Au sein de l’appartement d’Auguste Perret, Genius Loci fait dialoguer architecture, design et art contemporain. Jeremie Leon

En créant Genius Loci, la curatrice et journaliste Marion Vignal souhaitait dévoiler l’architecture exceptionnelle de demeures privées et « en révéler l’esprit » par un dialogue avec la création contemporaine. L’exposition est ainsi vécue comme une expérience immersive où chaque sens est en éveil. Après une première édition remarquée à la villa l’Ange Volant de Gio Ponti, Genius Loci poursuit sa mission en s’installant cette année dans l’appartement parisien d’Auguste Perret.

Ouverte pour la première fois au public, la demeure de l’architecte moderniste témoigne de son esprit sobre mais assurément créatif. C’est dans cet intérieur, où le béton se taille une silhouette néo-classique, que l’événement fait résonner les œuvres d’artistes internationaux, aussi bien avec l’architecture qu’avec la personnalité singulière d’Auguste Perret.

La chouette, animal totem de l’architecte, ponctue ainsi les espaces de l’appartement à travers l’œuvre en bronze de Thomas Houseago et de la silhouette zoomorphe du fauteuil de Pierre Yovanovitch.

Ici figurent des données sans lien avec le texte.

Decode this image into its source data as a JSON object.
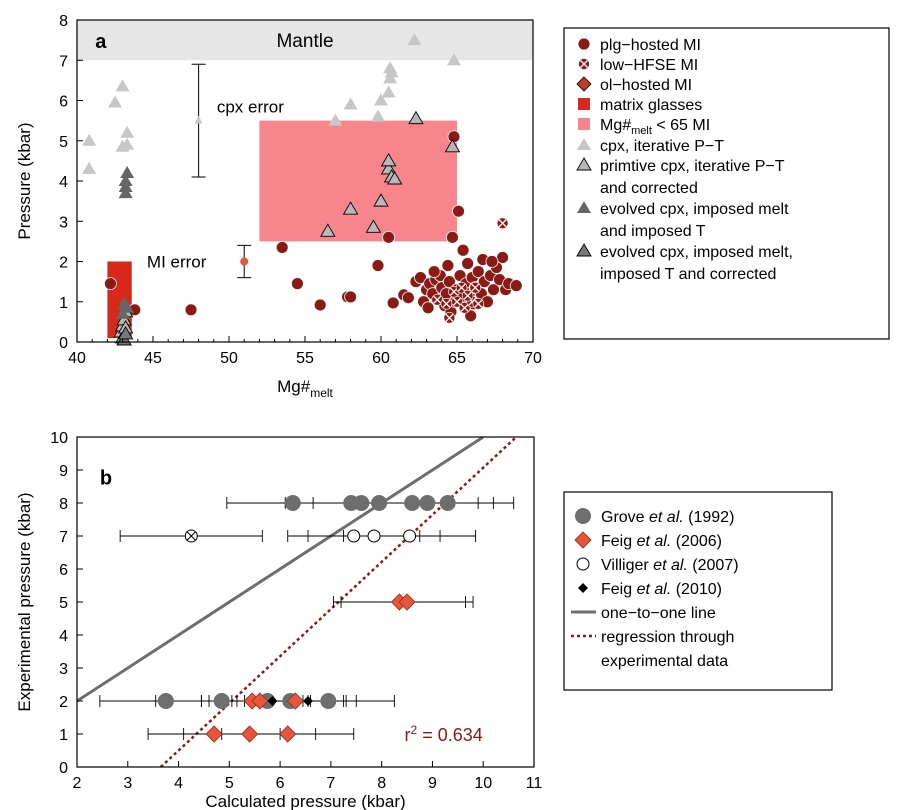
{
  "colors": {
    "plg": "#8b1a14",
    "matrix": "#d6281b",
    "low_mg": "#f7858b",
    "feig2006": "#e8553d",
    "cpx_light": "#c7c7c7",
    "cpx_mid": "#9a9a9a",
    "cpx_dark": "#666666",
    "grove": "#6e6e6e",
    "one_to_one": "#6e6e6e",
    "regression": "#8b1a14",
    "mantle": "#e6e6e6"
  },
  "chart_data": [
    {
      "panel": "a",
      "type": "scatter",
      "xlabel": "Mg#",
      "xlabel_sub": "melt",
      "ylabel": "Pressure (kbar)",
      "xlim": [
        40,
        70
      ],
      "ylim": [
        0,
        8
      ],
      "xticks": [
        "40",
        "45",
        "50",
        "55",
        "60",
        "65",
        "70"
      ],
      "yticks": [
        "0",
        "1",
        "2",
        "3",
        "4",
        "5",
        "6",
        "7",
        "8"
      ],
      "annotations": {
        "mantle": "Mantle",
        "cpx_error": "cpx error",
        "mi_error": "MI error"
      },
      "mantle_band": [
        7,
        8
      ],
      "matrix_glasses_box": {
        "x": [
          42,
          43.6
        ],
        "y": [
          0.1,
          2.0
        ]
      },
      "low_mg_box": {
        "x": [
          52,
          65
        ],
        "y": [
          2.5,
          5.5
        ]
      },
      "cpx_error_bar": {
        "x": 48,
        "y": 5.5,
        "ylow": 4.1,
        "yhigh": 6.9
      },
      "mi_error_bar": {
        "x": 51,
        "y": 2.0,
        "ylow": 1.6,
        "yhigh": 2.4
      },
      "legend": [
        {
          "label": "plg−hosted MI",
          "sub": "",
          "post": ""
        },
        {
          "label": "low−HFSE MI",
          "sub": "",
          "post": ""
        },
        {
          "label": "ol−hosted MI",
          "sub": "",
          "post": ""
        },
        {
          "label": "matrix glasses",
          "sub": "",
          "post": ""
        },
        {
          "label": "Mg#",
          "sub": "melt",
          "post": " < 65 MI"
        },
        {
          "label": "cpx, iterative P−T",
          "sub": "",
          "post": ""
        },
        {
          "label": "primtive cpx, iterative P−T",
          "label2": "and corrected",
          "sub": "",
          "post": ""
        },
        {
          "label": "evolved cpx, imposed melt",
          "label2": "and imposed T",
          "sub": "",
          "post": ""
        },
        {
          "label": "evolved cpx, imposed melt,",
          "label2": "imposed T and corrected",
          "sub": "",
          "post": ""
        }
      ],
      "series": [
        {
          "name": "plg−hosted MI",
          "marker": "circle",
          "points": [
            [
              42.2,
              1.45
            ],
            [
              43.8,
              0.8
            ],
            [
              47.5,
              0.8
            ],
            [
              53.5,
              2.35
            ],
            [
              54.5,
              1.45
            ],
            [
              56,
              0.92
            ],
            [
              57.8,
              1.12
            ],
            [
              58,
              1.12
            ],
            [
              59.8,
              1.9
            ],
            [
              60.5,
              2.6
            ],
            [
              60.8,
              0.97
            ],
            [
              61.5,
              1.17
            ],
            [
              61.8,
              1.1
            ],
            [
              62.3,
              1.5
            ],
            [
              62.6,
              1.6
            ],
            [
              62.8,
              1.0
            ],
            [
              63.0,
              1.3
            ],
            [
              63.2,
              1.45
            ],
            [
              63.4,
              1.2
            ],
            [
              63.6,
              1.55
            ],
            [
              63.8,
              1.05
            ],
            [
              63.9,
              1.65
            ],
            [
              64.0,
              1.35
            ],
            [
              64.2,
              0.9
            ],
            [
              64.3,
              1.2
            ],
            [
              64.5,
              1.5
            ],
            [
              64.6,
              0.75
            ],
            [
              64.7,
              2.6
            ],
            [
              64.8,
              5.1
            ],
            [
              64.9,
              1.0
            ],
            [
              65.0,
              1.3
            ],
            [
              65.1,
              3.25
            ],
            [
              65.2,
              1.65
            ],
            [
              65.3,
              1.1
            ],
            [
              65.4,
              2.28
            ],
            [
              65.5,
              0.85
            ],
            [
              65.6,
              1.45
            ],
            [
              65.8,
              1.2
            ],
            [
              66.0,
              1.6
            ],
            [
              66.1,
              0.95
            ],
            [
              66.2,
              1.35
            ],
            [
              66.4,
              1.75
            ],
            [
              66.6,
              1.2
            ],
            [
              66.8,
              1.5
            ],
            [
              67.0,
              1.0
            ],
            [
              67.2,
              1.65
            ],
            [
              67.4,
              1.3
            ],
            [
              67.6,
              1.85
            ],
            [
              67.8,
              1.55
            ],
            [
              68.0,
              2.1
            ],
            [
              68.2,
              1.3
            ],
            [
              68.4,
              1.45
            ],
            [
              68.9,
              1.4
            ],
            [
              63.5,
              1.75
            ],
            [
              64.4,
              1.9
            ],
            [
              65.7,
              1.95
            ],
            [
              66.7,
              2.05
            ],
            [
              67.3,
              2.0
            ],
            [
              63.1,
              0.85
            ],
            [
              65.9,
              0.65
            ]
          ]
        },
        {
          "name": "low−HFSE MI",
          "marker": "xcircle",
          "points": [
            [
              64.5,
              0.6
            ],
            [
              65.0,
              1.0
            ],
            [
              65.5,
              0.85
            ],
            [
              66.0,
              1.0
            ],
            [
              66.4,
              0.95
            ],
            [
              64.8,
              1.25
            ],
            [
              65.3,
              1.35
            ],
            [
              66.2,
              1.35
            ],
            [
              63.7,
              1.05
            ],
            [
              65.7,
              1.15
            ],
            [
              64.3,
              0.95
            ],
            [
              68.0,
              2.95
            ]
          ]
        },
        {
          "name": "cpx, iterative P−T",
          "marker": "triangle-light",
          "points": [
            [
              40.8,
              5.0
            ],
            [
              40.8,
              4.3
            ],
            [
              42.5,
              5.95
            ],
            [
              43.0,
              6.35
            ],
            [
              43.0,
              4.85
            ],
            [
              43.3,
              4.9
            ],
            [
              43.3,
              5.2
            ],
            [
              57.0,
              5.5
            ],
            [
              58.0,
              5.9
            ],
            [
              59.8,
              5.6
            ],
            [
              60.0,
              6.0
            ],
            [
              60.5,
              6.2
            ],
            [
              60.6,
              6.55
            ],
            [
              60.7,
              6.7
            ],
            [
              60.6,
              6.8
            ],
            [
              62.2,
              7.5
            ],
            [
              64.8,
              7.0
            ]
          ]
        },
        {
          "name": "primtive cpx, iterative P−T and corrected",
          "marker": "triangle-mid",
          "points": [
            [
              56.5,
              2.75
            ],
            [
              58.0,
              3.3
            ],
            [
              59.5,
              2.85
            ],
            [
              60.0,
              3.5
            ],
            [
              60.5,
              4.3
            ],
            [
              60.5,
              4.5
            ],
            [
              60.7,
              4.1
            ],
            [
              60.9,
              4.05
            ],
            [
              62.3,
              5.55
            ],
            [
              64.7,
              4.85
            ],
            [
              42.9,
              0.25
            ],
            [
              43.0,
              0.4
            ],
            [
              43.1,
              0.55
            ],
            [
              43.2,
              0.75
            ],
            [
              43.0,
              0.1
            ],
            [
              43.2,
              0.35
            ]
          ]
        },
        {
          "name": "evolved cpx, imposed melt and imposed T",
          "marker": "triangle-dark",
          "points": [
            [
              43.2,
              3.7
            ],
            [
              43.2,
              3.85
            ],
            [
              43.2,
              4.0
            ],
            [
              43.3,
              4.2
            ],
            [
              43.1,
              0.95
            ],
            [
              43.3,
              0.85
            ],
            [
              43.0,
              0.7
            ]
          ]
        },
        {
          "name": "evolved cpx, imposed melt, imposed T and corrected",
          "marker": "triangle-darkest",
          "points": [
            [
              43.1,
              0.05
            ],
            [
              43.2,
              0.2
            ]
          ]
        }
      ]
    },
    {
      "panel": "b",
      "type": "scatter",
      "xlabel": "Calculated pressure (kbar)",
      "ylabel": "Experimental pressure (kbar)",
      "xlim": [
        2,
        11
      ],
      "ylim": [
        0,
        10
      ],
      "xticks": [
        "2",
        "3",
        "4",
        "5",
        "6",
        "7",
        "8",
        "9",
        "10",
        "11"
      ],
      "yticks": [
        "0",
        "1",
        "2",
        "3",
        "4",
        "5",
        "6",
        "7",
        "8",
        "9",
        "10"
      ],
      "annotation": {
        "r2_prefix": "r",
        "r2_sup": "2",
        "r2_value": " = 0.634"
      },
      "one_to_one_line": [
        [
          2,
          2
        ],
        [
          10,
          10
        ]
      ],
      "regression_line": [
        [
          3.65,
          0
        ],
        [
          10.65,
          10
        ]
      ],
      "legend": [
        {
          "parts": [
            "Grove ",
            "et al.",
            " (1992)"
          ]
        },
        {
          "parts": [
            "Feig ",
            "et al.",
            " (2006)"
          ]
        },
        {
          "parts": [
            "Villiger ",
            "et al.",
            " (2007)"
          ]
        },
        {
          "parts": [
            "Feig ",
            "et al.",
            " (2010)"
          ]
        },
        {
          "parts": [
            "one−to−one line",
            "",
            ""
          ]
        },
        {
          "parts": [
            "regression through",
            "",
            ""
          ],
          "line2": "experimental data"
        }
      ],
      "series": [
        {
          "name": "Grove et al. (1992)",
          "marker": "circle-grey",
          "points": [
            [
              6.25,
              8,
              1.3
            ],
            [
              7.4,
              8,
              1.3
            ],
            [
              7.6,
              8,
              1.3
            ],
            [
              7.95,
              8,
              1.3
            ],
            [
              8.6,
              8,
              1.3
            ],
            [
              8.9,
              8,
              1.3
            ],
            [
              9.3,
              8,
              1.3
            ],
            [
              3.75,
              2,
              1.3
            ],
            [
              4.85,
              2,
              1.3
            ],
            [
              5.75,
              2,
              1.3
            ],
            [
              6.2,
              2,
              1.3
            ],
            [
              6.95,
              2,
              1.3
            ]
          ]
        },
        {
          "name": "low−HFSE",
          "marker": "xcircle-white",
          "points": [
            [
              4.25,
              7,
              1.4
            ]
          ]
        },
        {
          "name": "Feig et al. (2006)",
          "marker": "diamond",
          "points": [
            [
              8.35,
              5,
              1.3
            ],
            [
              8.5,
              5,
              1.3
            ],
            [
              5.45,
              2,
              1.0
            ],
            [
              5.6,
              2,
              1.0
            ],
            [
              6.3,
              2,
              1.0
            ],
            [
              4.7,
              1,
              1.3
            ],
            [
              5.4,
              1,
              1.3
            ],
            [
              6.15,
              1,
              1.3
            ]
          ]
        },
        {
          "name": "Villiger et al. (2007)",
          "marker": "circle-white",
          "points": [
            [
              7.45,
              7,
              1.3
            ],
            [
              7.85,
              7,
              1.3
            ],
            [
              8.55,
              7,
              1.3
            ]
          ]
        },
        {
          "name": "Feig et al. (2010)",
          "marker": "diamond-black",
          "points": [
            [
              5.85,
              2,
              0.7
            ],
            [
              6.55,
              2,
              0.7
            ]
          ]
        }
      ]
    }
  ]
}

Et le monde Antique, cher à Auguste Perret, se retrouve dans le travail sculptural de Benoît Maire et le luminaire déstructuré de Martin Laforet. Des échos constants entre chaque œuvre – parfois imaginée pour l’événement à l’image de la création olfactive d’Atelier Ellena – qui anime à nouveau l’œuvre visionnaire d’Auguste Perret.